I am trying to analyze a barcode sequencing dataset. The experimental technique that generates the data is described here: Chemical genomic profiling via barcode sequencing to predict compound mode of action. Briefly, we are sequencing a pool of gene knock-out mutants of a yeast or bacterium growing all together. Each mutant has a gene knocked out and is labelled by a unique barcode sequence. We are counting those barcodes in each sample. The goal is to determine which knock-outs grow better or worse under different conditions, e.g. to assess a gene's effect on fitness. The result is much like an RNA-seq count matrix: we have a count for each gene in each sample.

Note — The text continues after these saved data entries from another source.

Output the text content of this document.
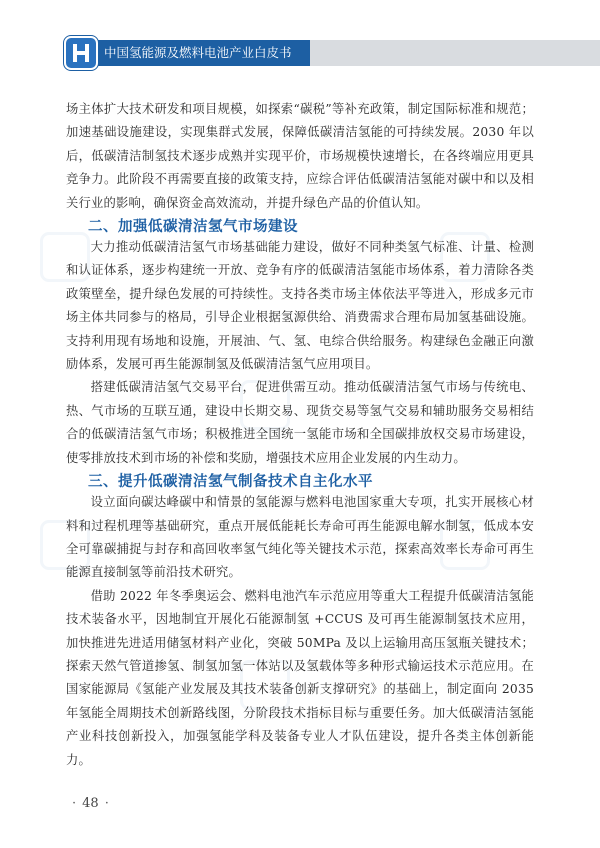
中国氢能源及燃料电池产业白皮书

场主体扩大技术研发和项目规模，如探索“碳税”等补充政策，制定国际标准和规范；加速基础设施建设，实现集群式发展，保障低碳清洁氢能的可持续发展。2030 年以后，低碳清洁制氢技术逐步成熟并实现平价，市场规模快速增长，在各终端应用更具竞争力。此阶段不再需要直接的政策支持，应综合评估低碳清洁氢能对碳中和以及相关行业的影响，确保资金高效流动，并提升绿色产品的价值认知。

二、加强低碳清洁氢气市场建设

大力推动低碳清洁氢气市场基础能力建设，做好不同种类氢气标准、计量、检测和认证体系，逐步构建统一开放、竞争有序的低碳清洁氢能市场体系，着力清除各类政策壁垒，提升绿色发展的可持续性。支持各类市场主体依法平等进入，形成多元市场主体共同参与的格局，引导企业根据氢源供给、消费需求合理布局加氢基础设施。支持利用现有场地和设施，开展油、气、氢、电综合供给服务。构建绿色金融正向激励体系，发展可再生能源制氢及低碳清洁氢气应用项目。

搭建低碳清洁氢气交易平台，促进供需互动。推动低碳清洁氢气市场与传统电、热、气市场的互联互通，建设中长期交易、现货交易等氢气交易和辅助服务交易相结合的低碳清洁氢气市场；积极推进全国统一氢能市场和全国碳排放权交易市场建设，使零排放技术到市场的补偿和奖励，增强技术应用企业发展的内生动力。

三、提升低碳清洁氢气制备技术自主化水平

设立面向碳达峰碳中和情景的氢能源与燃料电池国家重大专项，扎实开展核心材料和过程机理等基础研究，重点开展低能耗长寿命可再生能源电解水制氢，低成本安全可靠碳捕捉与封存和高回收率氢气纯化等关键技术示范，探索高效率长寿命可再生能源直接制氢等前沿技术研究。

借助 2022 年冬季奥运会、燃料电池汽车示范应用等重大工程提升低碳清洁氢能技术装备水平，因地制宜开展化石能源制氢 +CCUS 及可再生能源制氢技术应用，加快推进先进适用储氢材料产业化，突破 50MPa 及以上运输用高压氢瓶关键技术；探索天然气管道掺氢、制氢加氢一体站以及氢载体等多种形式输运技术示范应用。在国家能源局《氢能产业发展及其技术装备创新支撑研究》的基础上，制定面向 2035 年氢能全周期技术创新路线图，分阶段技术指标目标与重要任务。加大低碳清洁氢能产业科技创新投入，加强氢能学科及装备专业人才队伍建设，提升各类主体创新能力。

· 48 ·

I have been trying to use limma to analyze the results. However there is a difference. The knockout library contains many genes that are represented more than once, i.e. there are two or more barcodes that map to the same gene. I am thinking of either summing or averaging these, so I would get a single count value. This could be done first thing before calculating normalization factors in edgeR and running voom. However, is this the right thing to do? And if I compute an average count for a gene, do I need to round it up to an integer?

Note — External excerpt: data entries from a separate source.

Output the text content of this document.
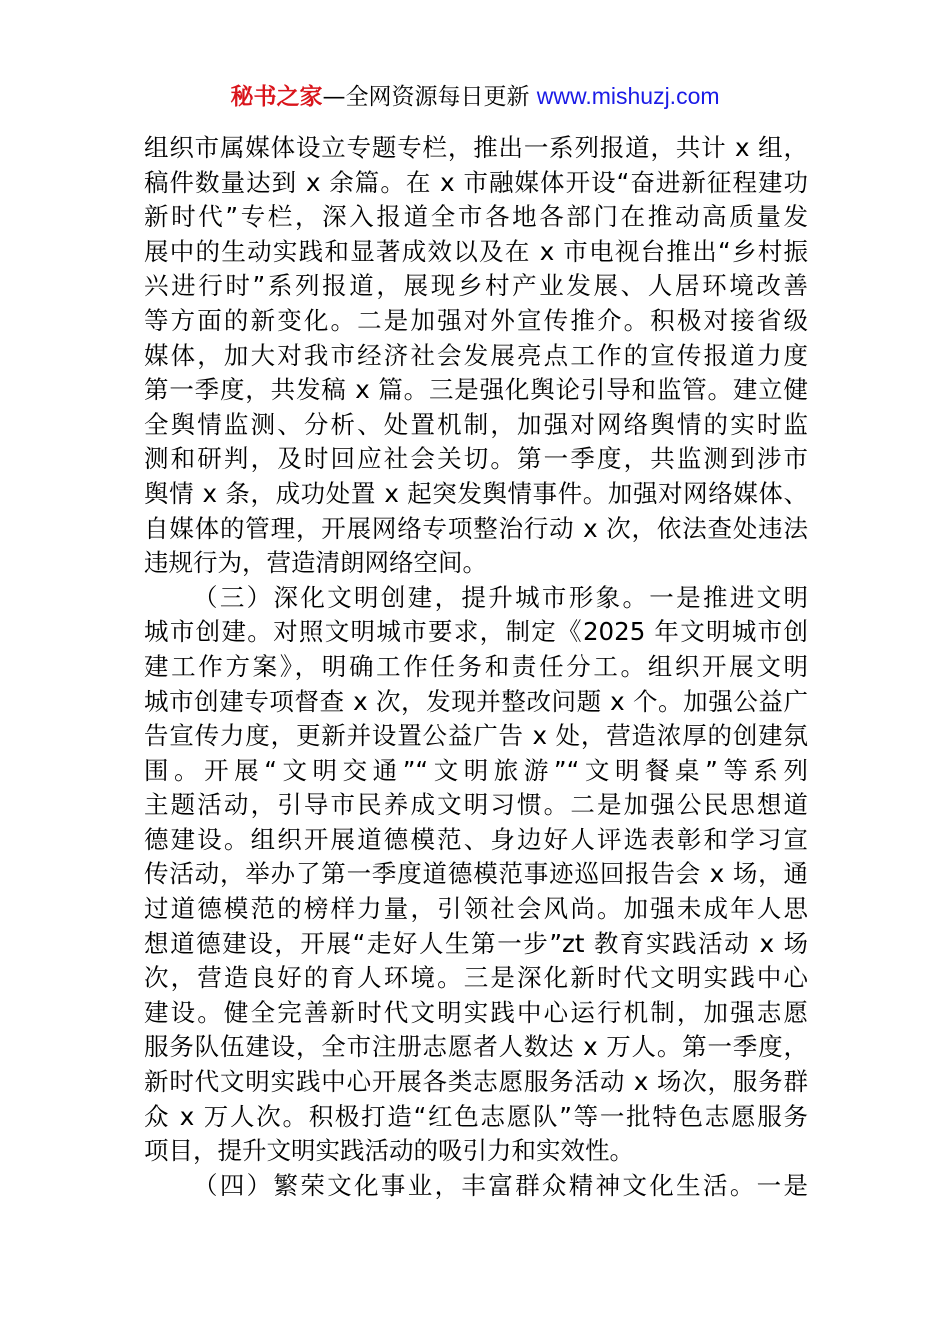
秘书之家—全网资源每日更新 www.mishuzj.com
组织市属媒体设立专题专栏，推出一系列报道，共计 x 组，
稿件数量达到 x 余篇。在 x 市融媒体开设“奋进新征程建功
新时代”专栏，深入报道全市各地各部门在推动高质量发
展中的生动实践和显著成效以及在 x 市电视台推出“乡村振
兴进行时”系列报道，展现乡村产业发展、人居环境改善
等方面的新变化。二是加强对外宣传推介。积极对接省级
媒体，加大对我市经济社会发展亮点工作的宣传报道力度
第一季度，共发稿 x 篇。三是强化舆论引导和监管。建立健
全舆情监测、分析、处置机制，加强对网络舆情的实时监
测和研判，及时回应社会关切。第一季度，共监测到涉市
舆情 x 条，成功处置 x 起突发舆情事件。加强对网络媒体、
自媒体的管理，开展网络专项整治行动 x 次，依法查处违法
违规行为，营造清朗网络空间。
（三）深化文明创建，提升城市形象。一是推进文明
城市创建。对照文明城市要求，制定《2025 年文明城市创
建工作方案》，明确工作任务和责任分工。组织开展文明
城市创建专项督查 x 次，发现并整改问题 x 个。加强公益广
告宣传力度，更新并设置公益广告 x 处，营造浓厚的创建氛
围。开展“文明交通”“文明旅游”“文明餐桌”等系列
主题活动，引导市民养成文明习惯。二是加强公民思想道
德建设。组织开展道德模范、身边好人评选表彰和学习宣
传活动，举办了第一季度道德模范事迹巡回报告会 x 场，通
过道德模范的榜样力量，引领社会风尚。加强未成年人思
想道德建设，开展“走好人生第一步”zt 教育实践活动 x 场
次，营造良好的育人环境。三是深化新时代文明实践中心
建设。健全完善新时代文明实践中心运行机制，加强志愿
服务队伍建设，全市注册志愿者人数达 x 万人。第一季度，
新时代文明实践中心开展各类志愿服务活动 x 场次，服务群
众 x 万人次。积极打造“红色志愿队”等一批特色志愿服务
项目，提升文明实践活动的吸引力和实效性。
（四）繁荣文化事业，丰富群众精神文化生活。一是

It's probably fine to sum the counts for all barcodes corresponding to a single gene prior to running voom. This would be analogous to summing exon counts to get a single gene count per sample in a standard DE analysis. You'll end up with larger counts per gene, which should give you more power to detect differences upon culturing under different conditions. Don't take the mean of counts, as this would make it difficult to model the variances. (The variance of the mean depends on the number of barcodes you added together, which isn't something that voom knows about. While this dependence is also present in the variance of the sum, the size of the sum is proportional to the number of barcodes, so voom can figure it out based on the size of the summed counts.)

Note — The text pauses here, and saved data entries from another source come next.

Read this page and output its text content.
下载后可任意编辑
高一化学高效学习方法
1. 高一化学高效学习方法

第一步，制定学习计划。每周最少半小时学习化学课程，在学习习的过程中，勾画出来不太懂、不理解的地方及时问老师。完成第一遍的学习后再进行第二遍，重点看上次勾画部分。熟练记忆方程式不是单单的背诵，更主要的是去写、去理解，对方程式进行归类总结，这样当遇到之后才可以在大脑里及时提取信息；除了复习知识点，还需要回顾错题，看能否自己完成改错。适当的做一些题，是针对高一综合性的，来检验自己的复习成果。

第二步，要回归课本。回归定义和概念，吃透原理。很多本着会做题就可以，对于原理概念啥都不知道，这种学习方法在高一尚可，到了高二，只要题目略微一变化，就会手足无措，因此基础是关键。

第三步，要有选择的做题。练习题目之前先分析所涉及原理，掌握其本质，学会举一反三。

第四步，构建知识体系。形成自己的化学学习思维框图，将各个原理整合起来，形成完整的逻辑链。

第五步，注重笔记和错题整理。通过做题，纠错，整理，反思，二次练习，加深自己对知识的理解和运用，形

That said, summation assumes that the barcodes for each gene behave similarly and can be aggregated into a single value. If this isn't the case, you might be losing power when you add things together, e.g., because strong DE for one barcode is "diluted" by weak DE for another barcode. There's also the strange cases when two barcodes for the same gene respond in different directions upon culturing - I'm not sure how to interpret them. I don't know whether such inconsistencies are common in chemical genomics, so it'd be worth checking the behaviour of individual barcodes in your top set of DE genes.
Alternatively, you can keep each barcode separate, analyze them separately, and then aggregate their statistics at the end of the statistical analysis, e.g., using Simes' method (test for any barcodes for a gene being DE) or an intersection-union test (test for all barcodes for a gene being DE). This is analogous to testing for differential expression of individual exons.